Two of the anti-wind campaigners’ main concerns are the impact of turbines on the beauty of the countryside and
the opposition of local people. It is absolutely right that these be taken into account. But they need to be balanced against the bulk of public opinion, which strongly supports the increased use of wind turbines.
Any misgivings must also be balanced against the important role that this technology can play for the UK, both in fulfilling its climate-change commitments and for future economic success.
Anti-wind campaigners frequently make claims about the shortcomings of wind power. They complain that turbines are so inefficient that they actually increase carbon dioxide emissions, and so unreliable that they can’t provide us with a secure energy supply. If correct, these claims would be devastating to wind power. But they are not.
My organisation, the Institute for Public Policy Research, recently published a report tackling these questions. Our conclusions are unambiguous. Onshore wind power reduces carbon emissions and is a reliable source of electricity, at least up to the capacity of wind power that is forecast to be installed in the UK by 2020.
To answer the carbon question, we used a simple model of the UK electricity market. As demand increases, say on a weekday morning when people are waking up and getting ready to go to work, power plants increase output to meet it. Plants with the lowest marginal cost - that is, those that can produce additional electricity most cheaply - are selected first by the market. Here wind beats gas and coal, as no fuel is needed to generate electricity.
The upshot is that, in theory, adding wind power to the energy mix should displace coal and gas, and hence cut carbon. This is backed up by empirical data on emissions reductions from wind power in the US.
There is another way of looking at it. In 2011, wind energy contributed approximately 15.5 terawatt-hours of electricity to the UK. If this had been supplied by fossil fuels instead, CO2 emissions would have been at least 5.5 million tonnes higher, and as much as 12 million tonnes higher.
As for the important matter of reliability, the obvious worry is that because the wind does not always blow, the system will sometimes not be able to supply electricity when needed.
This seems like common sense. However, the reliability of wind power does not depend on the variability of wind. Instead, it depends on how well changes in wind power output can be anticipated.

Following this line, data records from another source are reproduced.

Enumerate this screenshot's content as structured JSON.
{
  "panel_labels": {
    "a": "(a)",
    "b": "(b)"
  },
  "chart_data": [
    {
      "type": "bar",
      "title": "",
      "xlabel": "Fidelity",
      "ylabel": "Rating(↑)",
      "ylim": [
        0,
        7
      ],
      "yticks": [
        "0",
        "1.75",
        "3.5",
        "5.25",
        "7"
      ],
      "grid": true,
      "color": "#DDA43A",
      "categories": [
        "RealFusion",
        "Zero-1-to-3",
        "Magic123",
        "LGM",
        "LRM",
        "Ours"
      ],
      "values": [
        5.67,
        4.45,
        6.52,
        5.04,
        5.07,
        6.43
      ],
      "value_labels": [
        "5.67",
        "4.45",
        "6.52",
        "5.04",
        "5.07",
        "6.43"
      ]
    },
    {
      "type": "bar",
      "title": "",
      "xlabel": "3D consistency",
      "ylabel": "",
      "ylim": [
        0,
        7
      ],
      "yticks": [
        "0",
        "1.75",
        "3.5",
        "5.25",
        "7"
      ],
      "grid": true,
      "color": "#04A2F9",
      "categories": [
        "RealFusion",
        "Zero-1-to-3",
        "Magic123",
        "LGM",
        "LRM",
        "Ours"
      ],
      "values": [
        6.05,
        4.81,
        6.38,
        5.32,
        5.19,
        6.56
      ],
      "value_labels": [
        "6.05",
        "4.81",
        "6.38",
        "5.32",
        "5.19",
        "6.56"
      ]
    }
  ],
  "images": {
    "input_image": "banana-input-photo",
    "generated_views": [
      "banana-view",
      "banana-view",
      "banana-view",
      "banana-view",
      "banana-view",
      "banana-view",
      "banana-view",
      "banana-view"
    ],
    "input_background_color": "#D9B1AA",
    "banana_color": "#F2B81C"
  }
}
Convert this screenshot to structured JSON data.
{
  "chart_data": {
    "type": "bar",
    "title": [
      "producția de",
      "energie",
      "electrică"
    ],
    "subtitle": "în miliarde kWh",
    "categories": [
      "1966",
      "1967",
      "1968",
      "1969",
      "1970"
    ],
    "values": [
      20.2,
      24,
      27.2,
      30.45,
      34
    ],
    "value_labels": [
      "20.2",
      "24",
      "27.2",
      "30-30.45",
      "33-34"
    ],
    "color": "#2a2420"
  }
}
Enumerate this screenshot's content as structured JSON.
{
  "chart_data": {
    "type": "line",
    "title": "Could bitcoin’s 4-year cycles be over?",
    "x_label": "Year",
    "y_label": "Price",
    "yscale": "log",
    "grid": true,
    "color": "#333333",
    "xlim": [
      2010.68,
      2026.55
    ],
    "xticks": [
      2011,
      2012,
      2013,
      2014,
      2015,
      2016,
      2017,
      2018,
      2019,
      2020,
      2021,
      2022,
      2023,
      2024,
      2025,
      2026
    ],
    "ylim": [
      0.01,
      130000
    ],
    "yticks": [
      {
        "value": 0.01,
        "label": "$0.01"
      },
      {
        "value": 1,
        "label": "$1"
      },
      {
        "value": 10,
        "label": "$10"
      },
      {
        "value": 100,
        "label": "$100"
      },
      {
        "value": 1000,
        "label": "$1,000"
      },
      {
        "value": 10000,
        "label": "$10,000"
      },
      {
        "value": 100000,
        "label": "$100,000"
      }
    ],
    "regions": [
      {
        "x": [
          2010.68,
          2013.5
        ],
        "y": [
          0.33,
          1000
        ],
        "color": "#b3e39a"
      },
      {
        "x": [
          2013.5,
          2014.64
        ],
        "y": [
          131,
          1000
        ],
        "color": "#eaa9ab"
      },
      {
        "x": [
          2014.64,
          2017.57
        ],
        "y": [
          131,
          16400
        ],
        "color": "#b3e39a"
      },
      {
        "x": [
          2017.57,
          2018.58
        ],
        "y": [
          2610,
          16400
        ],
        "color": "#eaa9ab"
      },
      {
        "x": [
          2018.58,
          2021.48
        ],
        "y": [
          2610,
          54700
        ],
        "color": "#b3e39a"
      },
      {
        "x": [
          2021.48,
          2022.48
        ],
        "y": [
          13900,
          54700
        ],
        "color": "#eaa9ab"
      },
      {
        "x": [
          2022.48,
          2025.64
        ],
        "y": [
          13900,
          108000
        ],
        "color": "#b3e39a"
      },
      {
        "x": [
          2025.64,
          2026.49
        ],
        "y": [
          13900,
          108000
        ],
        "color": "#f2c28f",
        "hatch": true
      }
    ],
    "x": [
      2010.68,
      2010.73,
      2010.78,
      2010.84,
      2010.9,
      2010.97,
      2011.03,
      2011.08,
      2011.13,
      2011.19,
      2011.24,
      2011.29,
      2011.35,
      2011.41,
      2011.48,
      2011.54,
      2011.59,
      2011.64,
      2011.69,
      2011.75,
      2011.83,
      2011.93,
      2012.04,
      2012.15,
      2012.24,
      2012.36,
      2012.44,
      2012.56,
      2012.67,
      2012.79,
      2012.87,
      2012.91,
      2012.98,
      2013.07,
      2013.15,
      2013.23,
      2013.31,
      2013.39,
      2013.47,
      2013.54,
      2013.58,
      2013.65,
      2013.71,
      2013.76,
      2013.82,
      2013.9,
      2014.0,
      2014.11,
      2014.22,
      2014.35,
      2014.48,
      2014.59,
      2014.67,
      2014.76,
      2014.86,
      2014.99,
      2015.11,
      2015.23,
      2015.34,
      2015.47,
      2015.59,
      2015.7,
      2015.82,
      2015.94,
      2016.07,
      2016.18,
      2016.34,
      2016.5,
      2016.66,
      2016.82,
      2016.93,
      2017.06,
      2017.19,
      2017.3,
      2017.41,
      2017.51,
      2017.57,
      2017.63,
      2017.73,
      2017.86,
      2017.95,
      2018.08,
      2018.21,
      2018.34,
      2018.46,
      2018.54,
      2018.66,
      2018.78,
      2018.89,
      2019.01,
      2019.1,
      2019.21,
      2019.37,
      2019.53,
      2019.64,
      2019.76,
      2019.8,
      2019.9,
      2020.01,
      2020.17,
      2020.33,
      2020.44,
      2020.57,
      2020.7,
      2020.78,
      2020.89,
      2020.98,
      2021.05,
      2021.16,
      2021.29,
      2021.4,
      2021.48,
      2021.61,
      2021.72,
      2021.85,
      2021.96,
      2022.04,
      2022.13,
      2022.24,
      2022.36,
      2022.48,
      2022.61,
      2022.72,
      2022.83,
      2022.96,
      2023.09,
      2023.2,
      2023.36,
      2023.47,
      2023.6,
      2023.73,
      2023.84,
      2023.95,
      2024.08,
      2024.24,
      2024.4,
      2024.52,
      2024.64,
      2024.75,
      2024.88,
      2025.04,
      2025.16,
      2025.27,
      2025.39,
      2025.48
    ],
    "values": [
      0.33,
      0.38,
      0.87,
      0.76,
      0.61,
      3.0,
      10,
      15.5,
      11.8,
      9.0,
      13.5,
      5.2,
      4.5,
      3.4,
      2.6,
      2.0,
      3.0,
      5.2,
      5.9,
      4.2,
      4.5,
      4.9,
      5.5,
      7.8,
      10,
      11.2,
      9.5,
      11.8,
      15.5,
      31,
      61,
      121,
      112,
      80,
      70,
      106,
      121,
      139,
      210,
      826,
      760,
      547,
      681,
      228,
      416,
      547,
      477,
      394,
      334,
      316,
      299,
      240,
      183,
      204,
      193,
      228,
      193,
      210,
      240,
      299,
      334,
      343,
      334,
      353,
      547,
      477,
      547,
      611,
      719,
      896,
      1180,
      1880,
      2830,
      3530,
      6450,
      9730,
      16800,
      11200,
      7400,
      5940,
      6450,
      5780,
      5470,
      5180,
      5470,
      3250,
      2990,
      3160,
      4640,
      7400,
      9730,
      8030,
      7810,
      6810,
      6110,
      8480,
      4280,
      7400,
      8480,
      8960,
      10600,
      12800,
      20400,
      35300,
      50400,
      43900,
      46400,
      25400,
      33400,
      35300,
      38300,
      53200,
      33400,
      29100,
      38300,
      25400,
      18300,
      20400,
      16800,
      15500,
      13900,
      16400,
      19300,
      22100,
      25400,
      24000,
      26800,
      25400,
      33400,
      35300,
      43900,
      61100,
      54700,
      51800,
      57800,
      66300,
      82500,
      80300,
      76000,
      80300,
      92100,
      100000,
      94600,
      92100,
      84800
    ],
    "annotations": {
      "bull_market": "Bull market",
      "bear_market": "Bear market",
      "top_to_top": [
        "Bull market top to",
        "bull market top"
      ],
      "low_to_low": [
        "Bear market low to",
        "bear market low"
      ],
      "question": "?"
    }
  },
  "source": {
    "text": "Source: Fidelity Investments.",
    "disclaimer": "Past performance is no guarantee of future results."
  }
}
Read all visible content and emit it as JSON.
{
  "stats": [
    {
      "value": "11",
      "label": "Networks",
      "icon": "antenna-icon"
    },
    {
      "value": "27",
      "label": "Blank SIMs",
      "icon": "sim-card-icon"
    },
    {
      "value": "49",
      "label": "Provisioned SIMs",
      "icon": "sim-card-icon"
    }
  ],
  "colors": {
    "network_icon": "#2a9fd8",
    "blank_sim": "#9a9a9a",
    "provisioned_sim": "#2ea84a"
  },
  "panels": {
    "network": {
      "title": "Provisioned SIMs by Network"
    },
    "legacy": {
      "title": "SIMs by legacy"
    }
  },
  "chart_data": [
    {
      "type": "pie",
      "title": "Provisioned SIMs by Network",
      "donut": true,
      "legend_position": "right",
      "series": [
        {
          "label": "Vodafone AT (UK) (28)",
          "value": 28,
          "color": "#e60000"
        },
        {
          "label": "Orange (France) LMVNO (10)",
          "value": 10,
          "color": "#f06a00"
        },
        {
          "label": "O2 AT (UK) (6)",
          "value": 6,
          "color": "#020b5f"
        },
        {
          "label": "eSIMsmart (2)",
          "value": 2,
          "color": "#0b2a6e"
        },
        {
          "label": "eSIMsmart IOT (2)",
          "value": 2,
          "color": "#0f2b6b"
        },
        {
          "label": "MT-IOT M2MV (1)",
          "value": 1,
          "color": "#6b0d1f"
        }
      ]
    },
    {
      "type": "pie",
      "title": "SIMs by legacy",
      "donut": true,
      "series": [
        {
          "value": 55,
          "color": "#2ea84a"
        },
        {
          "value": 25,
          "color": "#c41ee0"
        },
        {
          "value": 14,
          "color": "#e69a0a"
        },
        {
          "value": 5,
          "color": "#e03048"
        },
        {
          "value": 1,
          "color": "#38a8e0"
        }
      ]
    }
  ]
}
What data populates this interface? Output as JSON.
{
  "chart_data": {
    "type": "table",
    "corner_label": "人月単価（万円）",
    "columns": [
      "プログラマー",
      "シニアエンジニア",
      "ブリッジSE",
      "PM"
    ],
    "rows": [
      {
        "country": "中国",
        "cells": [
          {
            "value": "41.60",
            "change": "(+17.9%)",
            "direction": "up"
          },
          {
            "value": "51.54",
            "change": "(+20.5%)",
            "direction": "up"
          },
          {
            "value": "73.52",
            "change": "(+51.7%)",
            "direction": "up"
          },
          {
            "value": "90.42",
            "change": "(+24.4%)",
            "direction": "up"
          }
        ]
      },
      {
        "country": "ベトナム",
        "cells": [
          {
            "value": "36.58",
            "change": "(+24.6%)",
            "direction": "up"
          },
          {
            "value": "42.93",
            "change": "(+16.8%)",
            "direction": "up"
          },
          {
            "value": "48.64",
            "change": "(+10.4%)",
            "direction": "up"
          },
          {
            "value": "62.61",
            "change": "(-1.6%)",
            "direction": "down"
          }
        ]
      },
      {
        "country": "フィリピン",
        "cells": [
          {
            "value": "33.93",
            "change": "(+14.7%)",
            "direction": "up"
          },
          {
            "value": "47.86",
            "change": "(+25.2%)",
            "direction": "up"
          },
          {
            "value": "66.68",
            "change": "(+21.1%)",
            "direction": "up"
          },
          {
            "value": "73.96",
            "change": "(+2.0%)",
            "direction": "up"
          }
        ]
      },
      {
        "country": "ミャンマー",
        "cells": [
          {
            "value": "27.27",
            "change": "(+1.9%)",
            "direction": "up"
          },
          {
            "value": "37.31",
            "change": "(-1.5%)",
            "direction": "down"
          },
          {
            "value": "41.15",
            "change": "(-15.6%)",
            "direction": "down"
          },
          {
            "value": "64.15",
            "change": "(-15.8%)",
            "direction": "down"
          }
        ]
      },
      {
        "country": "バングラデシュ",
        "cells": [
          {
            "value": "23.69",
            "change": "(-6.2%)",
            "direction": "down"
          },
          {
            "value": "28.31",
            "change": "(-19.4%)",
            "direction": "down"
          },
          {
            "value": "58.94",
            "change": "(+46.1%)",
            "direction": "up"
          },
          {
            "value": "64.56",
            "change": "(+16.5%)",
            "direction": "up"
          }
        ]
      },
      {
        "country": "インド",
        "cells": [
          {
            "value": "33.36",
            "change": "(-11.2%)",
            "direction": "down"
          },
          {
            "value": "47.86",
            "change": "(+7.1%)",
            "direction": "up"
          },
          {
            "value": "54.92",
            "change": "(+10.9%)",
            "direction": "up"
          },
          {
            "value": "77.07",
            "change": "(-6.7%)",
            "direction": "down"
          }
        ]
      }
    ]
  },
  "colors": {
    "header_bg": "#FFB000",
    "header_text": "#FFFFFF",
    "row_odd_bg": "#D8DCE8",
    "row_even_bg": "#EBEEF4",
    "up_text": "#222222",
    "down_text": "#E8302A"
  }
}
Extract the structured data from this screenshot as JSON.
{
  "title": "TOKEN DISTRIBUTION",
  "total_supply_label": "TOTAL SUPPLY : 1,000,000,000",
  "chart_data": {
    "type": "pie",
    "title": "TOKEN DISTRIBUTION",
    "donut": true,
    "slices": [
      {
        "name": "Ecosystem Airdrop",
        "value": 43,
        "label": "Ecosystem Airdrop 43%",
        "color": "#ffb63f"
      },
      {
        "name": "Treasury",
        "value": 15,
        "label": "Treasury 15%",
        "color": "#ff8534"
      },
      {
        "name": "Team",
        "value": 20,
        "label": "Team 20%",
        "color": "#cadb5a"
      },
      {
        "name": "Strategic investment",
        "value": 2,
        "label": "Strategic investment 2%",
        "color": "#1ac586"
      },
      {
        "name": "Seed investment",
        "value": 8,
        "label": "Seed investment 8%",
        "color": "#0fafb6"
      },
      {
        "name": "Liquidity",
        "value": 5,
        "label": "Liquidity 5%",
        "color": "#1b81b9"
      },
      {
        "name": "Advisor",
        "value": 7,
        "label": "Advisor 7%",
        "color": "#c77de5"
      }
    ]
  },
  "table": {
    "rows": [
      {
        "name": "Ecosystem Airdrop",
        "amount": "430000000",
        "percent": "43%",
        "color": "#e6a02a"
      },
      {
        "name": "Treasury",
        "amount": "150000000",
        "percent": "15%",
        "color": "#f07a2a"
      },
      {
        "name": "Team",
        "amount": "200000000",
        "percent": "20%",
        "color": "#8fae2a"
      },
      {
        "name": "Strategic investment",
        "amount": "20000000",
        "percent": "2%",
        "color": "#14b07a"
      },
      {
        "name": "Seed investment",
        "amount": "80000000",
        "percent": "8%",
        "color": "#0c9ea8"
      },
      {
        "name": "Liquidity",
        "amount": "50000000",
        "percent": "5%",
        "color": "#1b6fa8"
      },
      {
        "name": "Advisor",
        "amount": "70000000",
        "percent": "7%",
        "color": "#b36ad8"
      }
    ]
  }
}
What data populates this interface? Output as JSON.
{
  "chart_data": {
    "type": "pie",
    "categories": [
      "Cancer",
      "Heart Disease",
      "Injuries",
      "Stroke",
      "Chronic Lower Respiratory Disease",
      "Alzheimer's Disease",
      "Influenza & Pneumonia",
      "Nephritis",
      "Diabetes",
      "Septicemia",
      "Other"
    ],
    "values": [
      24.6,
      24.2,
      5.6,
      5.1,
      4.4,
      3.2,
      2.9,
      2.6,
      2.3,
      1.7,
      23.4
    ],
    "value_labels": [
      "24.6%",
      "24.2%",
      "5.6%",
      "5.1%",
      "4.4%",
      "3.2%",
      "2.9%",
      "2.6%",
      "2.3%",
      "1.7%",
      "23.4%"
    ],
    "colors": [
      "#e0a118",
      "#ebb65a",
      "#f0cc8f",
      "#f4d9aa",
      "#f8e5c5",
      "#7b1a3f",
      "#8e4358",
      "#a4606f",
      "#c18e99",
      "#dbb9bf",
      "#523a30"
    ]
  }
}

Forecasts of wind farm output are increasingly accurate, and drops in output can be predicted and compensated for using conventional power stations. In any case, output is surprisingly stable across the country’s entire network of wind farms: when the wind isn’t blowing in one area, it usually is somewhere else. The relatively small changes that do occur are well within the capabilities of existing systems for balancing supply and demand on the grid.
Even when winter delivers a “long, cold, calm spell” with low temperatures and little wind, the system can cope. This was demonstrated by a two-week period in February 2010 in Ireland, a country that is much more reliant on wind than the UK. It coped perfectly well.
If the UK government caves into pressure and lowers its ambitions for onshore wind, it will make more expensive forms of low-carbon generation a necessity to hit the UK’s target of producing 30 per cent of its electricity from renewables by 2020. The result will be even higher electricity bills.
Scaling back on wind would also be a lost opportunity. The natural resource at our disposal, combined with the UK’s engineering heritage, could create significant economic growth and jobs.
The concerns of people who do not want wind power on their doorsteps need to be taken into account. We must also be sensitive to the need to preserve areas of natural beauty. But we should not sacrifice important opportunities because of the views of vocal minority groups and their unsubstantiated claims.